1. North Carolina December 17, 1903
The Wright brothers’ first flight. Wilbur was running alongside the plane; Orville was flying it. No one would have believed their achievement if it hadn’t been photographed.
2. Tiananmen Square protest by Jeff Widener, 1989
The government sent tanks to brutally kill hundreds of workers, students and children in a crackdown on the protest at Tiananmen Square. A small, unknown, unexceptional figure stood bravely in protest in front of the tanks. As TIME magazine reported it, he “revived the world’s image of courage”. It is when history disguises itself as allegory that the camera writes it best.

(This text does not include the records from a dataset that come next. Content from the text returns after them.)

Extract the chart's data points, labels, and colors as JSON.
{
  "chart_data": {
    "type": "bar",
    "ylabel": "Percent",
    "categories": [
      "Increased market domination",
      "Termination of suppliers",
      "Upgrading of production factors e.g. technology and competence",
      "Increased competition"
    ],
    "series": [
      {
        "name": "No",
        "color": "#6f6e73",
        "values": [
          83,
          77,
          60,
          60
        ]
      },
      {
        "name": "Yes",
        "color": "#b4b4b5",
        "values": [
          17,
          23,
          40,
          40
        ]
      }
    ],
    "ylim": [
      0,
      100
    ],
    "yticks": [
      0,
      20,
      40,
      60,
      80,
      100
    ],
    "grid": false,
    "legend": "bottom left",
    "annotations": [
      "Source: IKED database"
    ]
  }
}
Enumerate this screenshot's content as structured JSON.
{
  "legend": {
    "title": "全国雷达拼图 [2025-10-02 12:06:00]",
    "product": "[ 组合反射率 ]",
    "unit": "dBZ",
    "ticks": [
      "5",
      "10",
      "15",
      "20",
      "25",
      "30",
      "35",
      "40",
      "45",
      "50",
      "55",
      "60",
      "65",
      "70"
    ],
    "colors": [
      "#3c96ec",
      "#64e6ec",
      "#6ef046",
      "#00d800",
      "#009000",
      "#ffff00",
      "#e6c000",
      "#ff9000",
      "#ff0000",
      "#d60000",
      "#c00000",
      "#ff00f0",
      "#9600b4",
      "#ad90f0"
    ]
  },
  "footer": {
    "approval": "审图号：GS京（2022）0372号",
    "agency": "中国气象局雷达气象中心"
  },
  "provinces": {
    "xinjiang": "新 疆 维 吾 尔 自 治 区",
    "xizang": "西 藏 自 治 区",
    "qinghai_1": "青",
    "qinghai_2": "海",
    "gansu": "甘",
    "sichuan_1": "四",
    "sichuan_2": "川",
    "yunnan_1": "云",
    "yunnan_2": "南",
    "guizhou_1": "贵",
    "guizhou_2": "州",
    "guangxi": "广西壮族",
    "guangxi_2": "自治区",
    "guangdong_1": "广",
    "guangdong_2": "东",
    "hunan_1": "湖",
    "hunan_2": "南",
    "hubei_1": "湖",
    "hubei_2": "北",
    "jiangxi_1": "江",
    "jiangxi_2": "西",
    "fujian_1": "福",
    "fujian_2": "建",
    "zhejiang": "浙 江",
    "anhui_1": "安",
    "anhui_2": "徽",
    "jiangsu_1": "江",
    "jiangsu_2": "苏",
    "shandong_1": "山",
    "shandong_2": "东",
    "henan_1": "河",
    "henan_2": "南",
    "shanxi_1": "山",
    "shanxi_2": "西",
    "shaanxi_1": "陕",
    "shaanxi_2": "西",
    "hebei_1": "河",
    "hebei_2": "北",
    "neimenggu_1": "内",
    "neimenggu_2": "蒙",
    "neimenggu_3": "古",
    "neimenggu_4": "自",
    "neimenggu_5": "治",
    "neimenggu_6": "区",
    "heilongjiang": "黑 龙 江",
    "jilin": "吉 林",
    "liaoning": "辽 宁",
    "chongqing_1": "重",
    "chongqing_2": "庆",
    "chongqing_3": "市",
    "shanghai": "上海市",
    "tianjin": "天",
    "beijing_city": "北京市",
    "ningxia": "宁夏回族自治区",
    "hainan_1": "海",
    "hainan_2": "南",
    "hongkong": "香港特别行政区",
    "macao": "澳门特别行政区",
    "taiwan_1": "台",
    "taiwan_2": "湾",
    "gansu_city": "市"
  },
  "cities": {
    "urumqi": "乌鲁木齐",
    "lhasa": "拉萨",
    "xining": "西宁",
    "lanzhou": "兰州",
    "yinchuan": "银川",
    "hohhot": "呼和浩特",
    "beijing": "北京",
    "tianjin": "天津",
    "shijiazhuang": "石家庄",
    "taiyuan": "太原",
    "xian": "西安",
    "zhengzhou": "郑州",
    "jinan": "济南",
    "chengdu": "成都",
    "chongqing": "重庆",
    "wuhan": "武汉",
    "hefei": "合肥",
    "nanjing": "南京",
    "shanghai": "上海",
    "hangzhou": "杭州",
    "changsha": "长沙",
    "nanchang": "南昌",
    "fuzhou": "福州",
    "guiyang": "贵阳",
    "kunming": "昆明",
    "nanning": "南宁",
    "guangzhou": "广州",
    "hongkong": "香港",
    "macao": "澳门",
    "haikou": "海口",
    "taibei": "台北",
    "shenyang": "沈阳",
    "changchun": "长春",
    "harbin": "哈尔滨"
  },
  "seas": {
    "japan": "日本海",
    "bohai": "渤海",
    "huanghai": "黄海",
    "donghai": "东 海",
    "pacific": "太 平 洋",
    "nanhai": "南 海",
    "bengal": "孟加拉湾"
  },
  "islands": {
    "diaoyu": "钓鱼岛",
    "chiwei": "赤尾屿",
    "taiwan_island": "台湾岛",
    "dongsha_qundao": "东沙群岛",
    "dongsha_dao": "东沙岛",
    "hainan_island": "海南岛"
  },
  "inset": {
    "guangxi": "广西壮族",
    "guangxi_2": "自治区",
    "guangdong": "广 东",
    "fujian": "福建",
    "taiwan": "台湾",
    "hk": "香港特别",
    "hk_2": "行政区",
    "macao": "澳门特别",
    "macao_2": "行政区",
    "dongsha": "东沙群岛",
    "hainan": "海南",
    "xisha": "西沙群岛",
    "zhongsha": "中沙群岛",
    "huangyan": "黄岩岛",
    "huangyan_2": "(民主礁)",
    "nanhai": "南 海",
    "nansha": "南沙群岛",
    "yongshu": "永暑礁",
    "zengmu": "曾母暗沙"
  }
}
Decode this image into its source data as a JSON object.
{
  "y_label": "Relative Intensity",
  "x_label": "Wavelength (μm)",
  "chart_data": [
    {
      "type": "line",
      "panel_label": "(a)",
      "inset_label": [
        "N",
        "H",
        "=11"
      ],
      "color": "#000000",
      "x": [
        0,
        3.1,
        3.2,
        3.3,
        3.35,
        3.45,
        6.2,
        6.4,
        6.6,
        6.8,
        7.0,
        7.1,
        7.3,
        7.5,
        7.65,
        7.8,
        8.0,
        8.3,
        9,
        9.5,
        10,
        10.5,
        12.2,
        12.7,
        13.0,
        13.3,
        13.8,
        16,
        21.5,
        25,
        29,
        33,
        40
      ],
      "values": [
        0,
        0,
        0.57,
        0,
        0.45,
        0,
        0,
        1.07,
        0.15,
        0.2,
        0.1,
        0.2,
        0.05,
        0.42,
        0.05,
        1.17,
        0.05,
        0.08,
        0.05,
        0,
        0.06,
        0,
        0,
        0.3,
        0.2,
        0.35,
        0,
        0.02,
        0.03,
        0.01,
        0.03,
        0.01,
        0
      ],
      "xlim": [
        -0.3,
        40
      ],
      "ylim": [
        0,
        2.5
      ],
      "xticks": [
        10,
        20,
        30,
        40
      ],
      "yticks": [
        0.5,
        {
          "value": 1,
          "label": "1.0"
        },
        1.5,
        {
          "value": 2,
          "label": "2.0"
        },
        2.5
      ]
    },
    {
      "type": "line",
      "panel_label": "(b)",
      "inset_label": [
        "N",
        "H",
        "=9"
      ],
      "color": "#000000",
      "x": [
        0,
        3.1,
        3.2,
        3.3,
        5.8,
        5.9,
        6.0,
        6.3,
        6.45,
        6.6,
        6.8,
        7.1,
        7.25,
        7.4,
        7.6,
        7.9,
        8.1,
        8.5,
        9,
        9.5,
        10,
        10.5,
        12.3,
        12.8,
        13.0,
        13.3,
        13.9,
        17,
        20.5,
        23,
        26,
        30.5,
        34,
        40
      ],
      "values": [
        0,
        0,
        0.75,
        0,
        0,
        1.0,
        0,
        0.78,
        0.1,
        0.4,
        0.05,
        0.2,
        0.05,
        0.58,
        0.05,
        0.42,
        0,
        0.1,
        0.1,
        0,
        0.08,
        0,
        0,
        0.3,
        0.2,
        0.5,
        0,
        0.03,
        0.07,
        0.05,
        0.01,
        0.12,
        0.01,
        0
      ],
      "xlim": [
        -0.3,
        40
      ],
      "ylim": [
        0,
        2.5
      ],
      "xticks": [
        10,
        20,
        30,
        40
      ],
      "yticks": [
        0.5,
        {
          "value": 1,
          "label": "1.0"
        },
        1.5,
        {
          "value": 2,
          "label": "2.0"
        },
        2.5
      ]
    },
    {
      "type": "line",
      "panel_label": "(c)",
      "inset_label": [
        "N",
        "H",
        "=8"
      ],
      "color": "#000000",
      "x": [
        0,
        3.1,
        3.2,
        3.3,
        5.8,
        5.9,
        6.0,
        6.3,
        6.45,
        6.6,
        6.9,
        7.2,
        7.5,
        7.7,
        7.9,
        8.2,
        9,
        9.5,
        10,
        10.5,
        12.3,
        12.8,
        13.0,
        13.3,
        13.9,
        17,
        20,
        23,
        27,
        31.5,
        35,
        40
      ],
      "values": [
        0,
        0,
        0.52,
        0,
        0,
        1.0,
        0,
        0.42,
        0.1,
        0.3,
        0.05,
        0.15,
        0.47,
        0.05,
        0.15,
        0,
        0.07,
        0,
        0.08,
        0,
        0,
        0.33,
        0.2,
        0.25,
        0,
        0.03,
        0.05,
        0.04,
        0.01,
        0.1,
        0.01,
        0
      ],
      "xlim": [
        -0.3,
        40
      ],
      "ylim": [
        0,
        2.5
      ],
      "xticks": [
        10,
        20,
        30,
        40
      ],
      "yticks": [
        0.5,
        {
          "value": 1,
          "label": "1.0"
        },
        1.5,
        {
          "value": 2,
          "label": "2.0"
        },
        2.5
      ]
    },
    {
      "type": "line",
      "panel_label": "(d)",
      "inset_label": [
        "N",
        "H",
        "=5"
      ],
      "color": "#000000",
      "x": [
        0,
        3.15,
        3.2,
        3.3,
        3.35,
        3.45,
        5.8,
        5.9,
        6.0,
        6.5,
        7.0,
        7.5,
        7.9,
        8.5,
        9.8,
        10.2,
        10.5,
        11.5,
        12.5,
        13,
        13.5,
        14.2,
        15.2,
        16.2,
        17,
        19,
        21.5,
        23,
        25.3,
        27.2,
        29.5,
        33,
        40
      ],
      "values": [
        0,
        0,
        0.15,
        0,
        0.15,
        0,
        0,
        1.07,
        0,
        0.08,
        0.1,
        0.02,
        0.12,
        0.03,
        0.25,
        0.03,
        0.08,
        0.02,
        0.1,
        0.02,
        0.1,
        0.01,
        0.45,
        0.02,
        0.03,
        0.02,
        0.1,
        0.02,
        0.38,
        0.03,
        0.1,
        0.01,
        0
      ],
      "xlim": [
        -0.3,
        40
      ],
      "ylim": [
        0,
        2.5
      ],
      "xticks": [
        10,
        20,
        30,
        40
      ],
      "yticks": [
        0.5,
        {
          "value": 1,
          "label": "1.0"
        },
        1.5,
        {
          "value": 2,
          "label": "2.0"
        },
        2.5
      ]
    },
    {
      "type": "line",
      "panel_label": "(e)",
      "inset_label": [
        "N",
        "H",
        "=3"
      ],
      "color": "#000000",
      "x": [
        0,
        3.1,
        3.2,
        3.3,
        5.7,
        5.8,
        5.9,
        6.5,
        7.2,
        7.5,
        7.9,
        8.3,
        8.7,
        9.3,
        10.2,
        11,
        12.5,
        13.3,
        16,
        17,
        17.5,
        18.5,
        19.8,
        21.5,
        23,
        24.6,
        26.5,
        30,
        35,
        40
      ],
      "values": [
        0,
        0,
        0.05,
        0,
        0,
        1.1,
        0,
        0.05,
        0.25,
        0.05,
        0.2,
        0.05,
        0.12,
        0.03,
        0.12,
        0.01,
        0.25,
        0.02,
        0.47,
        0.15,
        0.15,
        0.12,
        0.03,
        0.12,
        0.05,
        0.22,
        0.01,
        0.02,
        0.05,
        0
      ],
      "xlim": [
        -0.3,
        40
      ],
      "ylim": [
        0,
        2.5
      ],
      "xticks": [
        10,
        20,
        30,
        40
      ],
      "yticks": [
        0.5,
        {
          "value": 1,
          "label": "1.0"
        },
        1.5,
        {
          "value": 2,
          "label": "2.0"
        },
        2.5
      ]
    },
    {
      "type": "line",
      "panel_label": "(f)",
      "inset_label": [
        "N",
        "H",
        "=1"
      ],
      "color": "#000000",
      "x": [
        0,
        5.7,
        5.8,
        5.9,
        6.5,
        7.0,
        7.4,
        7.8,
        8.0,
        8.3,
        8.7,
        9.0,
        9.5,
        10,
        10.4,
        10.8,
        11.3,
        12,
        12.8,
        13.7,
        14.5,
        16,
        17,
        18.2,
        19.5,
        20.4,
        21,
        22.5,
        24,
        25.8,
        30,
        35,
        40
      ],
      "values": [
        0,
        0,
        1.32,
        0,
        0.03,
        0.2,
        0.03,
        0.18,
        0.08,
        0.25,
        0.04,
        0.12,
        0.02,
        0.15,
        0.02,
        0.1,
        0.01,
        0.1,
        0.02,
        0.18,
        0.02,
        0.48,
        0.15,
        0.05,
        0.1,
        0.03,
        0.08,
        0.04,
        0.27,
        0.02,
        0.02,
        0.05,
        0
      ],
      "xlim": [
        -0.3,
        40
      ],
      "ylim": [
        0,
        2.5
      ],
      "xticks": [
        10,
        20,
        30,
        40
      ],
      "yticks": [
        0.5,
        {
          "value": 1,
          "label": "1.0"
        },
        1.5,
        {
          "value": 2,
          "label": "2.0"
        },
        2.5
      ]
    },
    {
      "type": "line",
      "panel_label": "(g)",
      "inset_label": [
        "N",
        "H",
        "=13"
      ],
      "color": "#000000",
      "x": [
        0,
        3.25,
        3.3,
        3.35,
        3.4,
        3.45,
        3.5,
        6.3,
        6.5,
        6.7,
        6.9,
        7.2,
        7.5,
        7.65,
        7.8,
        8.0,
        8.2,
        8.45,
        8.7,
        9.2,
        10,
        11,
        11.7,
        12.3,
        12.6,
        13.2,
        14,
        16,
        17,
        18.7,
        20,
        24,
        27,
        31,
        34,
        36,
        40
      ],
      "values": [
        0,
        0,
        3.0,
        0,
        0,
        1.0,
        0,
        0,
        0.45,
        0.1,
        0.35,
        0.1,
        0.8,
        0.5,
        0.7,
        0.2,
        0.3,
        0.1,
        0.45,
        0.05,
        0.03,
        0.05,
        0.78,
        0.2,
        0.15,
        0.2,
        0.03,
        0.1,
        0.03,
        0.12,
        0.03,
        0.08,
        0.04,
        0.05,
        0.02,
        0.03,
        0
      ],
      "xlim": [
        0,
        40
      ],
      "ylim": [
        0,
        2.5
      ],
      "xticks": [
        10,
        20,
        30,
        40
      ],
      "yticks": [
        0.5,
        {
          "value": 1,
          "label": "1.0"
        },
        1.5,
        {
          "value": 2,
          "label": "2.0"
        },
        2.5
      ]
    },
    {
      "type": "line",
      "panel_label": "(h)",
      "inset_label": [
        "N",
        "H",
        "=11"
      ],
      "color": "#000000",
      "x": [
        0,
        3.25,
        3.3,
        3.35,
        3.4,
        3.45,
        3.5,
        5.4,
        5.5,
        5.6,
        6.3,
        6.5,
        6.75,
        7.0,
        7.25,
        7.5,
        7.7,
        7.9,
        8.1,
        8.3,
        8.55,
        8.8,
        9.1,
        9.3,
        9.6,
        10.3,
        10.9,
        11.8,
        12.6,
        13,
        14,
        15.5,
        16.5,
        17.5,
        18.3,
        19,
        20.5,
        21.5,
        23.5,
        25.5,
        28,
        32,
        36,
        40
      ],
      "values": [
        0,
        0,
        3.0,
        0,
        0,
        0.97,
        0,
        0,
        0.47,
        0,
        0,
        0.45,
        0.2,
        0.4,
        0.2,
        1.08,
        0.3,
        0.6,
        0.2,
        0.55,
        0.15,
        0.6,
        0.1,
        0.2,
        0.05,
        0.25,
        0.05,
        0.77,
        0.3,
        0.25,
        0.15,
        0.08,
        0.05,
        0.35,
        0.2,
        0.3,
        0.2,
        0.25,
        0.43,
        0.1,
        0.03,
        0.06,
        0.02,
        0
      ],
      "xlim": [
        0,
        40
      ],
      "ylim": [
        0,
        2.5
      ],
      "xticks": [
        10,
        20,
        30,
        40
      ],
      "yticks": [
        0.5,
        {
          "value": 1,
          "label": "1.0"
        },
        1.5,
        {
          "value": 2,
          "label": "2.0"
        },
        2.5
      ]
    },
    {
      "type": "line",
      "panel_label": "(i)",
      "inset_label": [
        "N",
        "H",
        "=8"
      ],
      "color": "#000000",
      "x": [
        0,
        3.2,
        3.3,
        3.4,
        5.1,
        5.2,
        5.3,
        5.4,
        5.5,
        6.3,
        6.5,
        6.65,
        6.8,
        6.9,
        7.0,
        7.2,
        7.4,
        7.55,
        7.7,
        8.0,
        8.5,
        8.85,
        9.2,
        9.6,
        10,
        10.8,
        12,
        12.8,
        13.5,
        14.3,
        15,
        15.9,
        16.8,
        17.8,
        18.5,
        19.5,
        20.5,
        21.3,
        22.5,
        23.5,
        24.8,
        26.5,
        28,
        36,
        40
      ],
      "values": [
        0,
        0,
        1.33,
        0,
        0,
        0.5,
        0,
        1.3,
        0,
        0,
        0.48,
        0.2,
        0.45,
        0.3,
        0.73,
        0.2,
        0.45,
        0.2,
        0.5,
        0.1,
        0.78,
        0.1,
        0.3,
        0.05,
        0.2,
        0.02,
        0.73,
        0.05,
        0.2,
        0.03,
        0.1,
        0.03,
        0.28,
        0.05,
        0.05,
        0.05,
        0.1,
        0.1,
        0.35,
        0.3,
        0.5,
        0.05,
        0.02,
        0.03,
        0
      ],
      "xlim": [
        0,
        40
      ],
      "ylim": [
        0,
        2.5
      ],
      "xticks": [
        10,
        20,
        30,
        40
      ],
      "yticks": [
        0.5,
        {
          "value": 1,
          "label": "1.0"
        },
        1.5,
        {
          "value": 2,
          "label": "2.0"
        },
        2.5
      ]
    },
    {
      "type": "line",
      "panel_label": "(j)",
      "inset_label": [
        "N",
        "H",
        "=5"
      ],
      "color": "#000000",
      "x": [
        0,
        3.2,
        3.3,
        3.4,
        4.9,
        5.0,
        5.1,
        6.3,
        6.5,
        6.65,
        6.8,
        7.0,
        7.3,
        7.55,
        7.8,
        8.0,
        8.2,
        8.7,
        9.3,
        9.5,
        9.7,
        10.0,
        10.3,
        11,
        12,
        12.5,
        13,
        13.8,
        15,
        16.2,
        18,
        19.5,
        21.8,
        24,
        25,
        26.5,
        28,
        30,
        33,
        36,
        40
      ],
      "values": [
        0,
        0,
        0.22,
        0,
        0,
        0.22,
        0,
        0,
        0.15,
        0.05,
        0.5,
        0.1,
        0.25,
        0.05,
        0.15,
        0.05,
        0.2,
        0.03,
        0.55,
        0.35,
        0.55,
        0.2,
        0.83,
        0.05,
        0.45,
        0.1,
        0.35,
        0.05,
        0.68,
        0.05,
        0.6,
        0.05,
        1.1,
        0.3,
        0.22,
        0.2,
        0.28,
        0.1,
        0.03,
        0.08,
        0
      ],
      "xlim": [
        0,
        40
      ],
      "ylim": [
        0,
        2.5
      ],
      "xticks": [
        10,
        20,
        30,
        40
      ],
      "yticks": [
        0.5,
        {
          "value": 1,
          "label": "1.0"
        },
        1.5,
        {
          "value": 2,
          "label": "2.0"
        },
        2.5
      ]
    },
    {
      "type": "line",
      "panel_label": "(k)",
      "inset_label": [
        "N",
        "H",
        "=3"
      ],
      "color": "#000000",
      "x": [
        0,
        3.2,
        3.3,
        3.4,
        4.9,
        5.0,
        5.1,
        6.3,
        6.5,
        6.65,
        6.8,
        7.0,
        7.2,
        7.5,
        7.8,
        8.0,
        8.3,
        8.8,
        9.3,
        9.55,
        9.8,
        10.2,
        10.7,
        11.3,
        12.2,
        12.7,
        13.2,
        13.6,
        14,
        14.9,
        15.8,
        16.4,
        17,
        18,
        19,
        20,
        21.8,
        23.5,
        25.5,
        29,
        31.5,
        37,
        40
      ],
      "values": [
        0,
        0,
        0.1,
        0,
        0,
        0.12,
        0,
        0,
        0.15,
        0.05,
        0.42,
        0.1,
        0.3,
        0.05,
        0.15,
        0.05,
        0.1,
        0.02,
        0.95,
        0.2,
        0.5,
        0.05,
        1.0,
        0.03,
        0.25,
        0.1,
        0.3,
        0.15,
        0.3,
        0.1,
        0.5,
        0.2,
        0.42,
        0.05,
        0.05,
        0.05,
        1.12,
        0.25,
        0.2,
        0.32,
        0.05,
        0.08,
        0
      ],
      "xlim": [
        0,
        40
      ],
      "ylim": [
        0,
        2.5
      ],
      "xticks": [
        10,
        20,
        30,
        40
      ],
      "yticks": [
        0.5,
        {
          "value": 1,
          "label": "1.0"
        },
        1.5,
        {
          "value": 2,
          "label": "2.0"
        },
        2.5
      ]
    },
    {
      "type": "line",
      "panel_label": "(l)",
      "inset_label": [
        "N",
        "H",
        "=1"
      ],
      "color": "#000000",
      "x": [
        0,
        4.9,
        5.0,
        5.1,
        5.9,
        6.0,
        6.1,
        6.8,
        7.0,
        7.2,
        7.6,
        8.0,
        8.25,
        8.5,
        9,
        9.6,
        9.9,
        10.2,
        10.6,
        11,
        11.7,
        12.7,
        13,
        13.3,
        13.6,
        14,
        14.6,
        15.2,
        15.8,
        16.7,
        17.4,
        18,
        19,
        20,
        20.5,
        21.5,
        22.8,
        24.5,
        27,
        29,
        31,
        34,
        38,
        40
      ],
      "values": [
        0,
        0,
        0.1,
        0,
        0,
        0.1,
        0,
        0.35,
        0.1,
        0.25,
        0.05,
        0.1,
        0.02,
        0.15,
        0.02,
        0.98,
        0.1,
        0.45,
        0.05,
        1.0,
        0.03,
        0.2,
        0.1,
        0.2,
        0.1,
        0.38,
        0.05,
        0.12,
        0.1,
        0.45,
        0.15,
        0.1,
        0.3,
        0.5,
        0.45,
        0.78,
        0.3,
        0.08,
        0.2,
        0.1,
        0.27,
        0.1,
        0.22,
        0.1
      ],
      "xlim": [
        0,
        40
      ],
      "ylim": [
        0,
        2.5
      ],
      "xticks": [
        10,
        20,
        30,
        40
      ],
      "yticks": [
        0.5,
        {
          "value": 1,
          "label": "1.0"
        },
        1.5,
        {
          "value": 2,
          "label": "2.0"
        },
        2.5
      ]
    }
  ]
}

3. Vietnam February 1, 1968
Eddie Adams snapped Nguyen Ngoc
Loan executing Viet Cong Captain Nguyen
Van Lem. The picture turned the public
against the war.
4. Nagasaki August 9, 1945
The US Air Force took this photo of a mushroom cloud caused by its atomic bomb, Fat Man. It, along with another bomb dropped on Hiroshima, caused 150,000 deaths. The public had never seen an atomic bomb’s destruction before, and this picture made the world fearful of another World War.
5. Sudan 1994
Kevin Carter shot this Pulitzer Prize-winner of a child crawling to a UN food camp half a mile away in Sedan. Depressed, Carter committed suicide three months after taking this picture. The image brought the Sudan tragedy to the world.
6. Abu Gharib Prison 2004
Horrific pictures taken by the US Army were unveiled in The New Yorker and in a 60 Minutes episode. They showed American soldiers torturing Iraq prisoners. After the images were made public, 17 American soldiers were removed from duty; 11 were convicted and dishonorably discharged. The pictures showed Americas’ hypocrisy; their soldiers were as inhumane as those they were fighting in the War on Terror.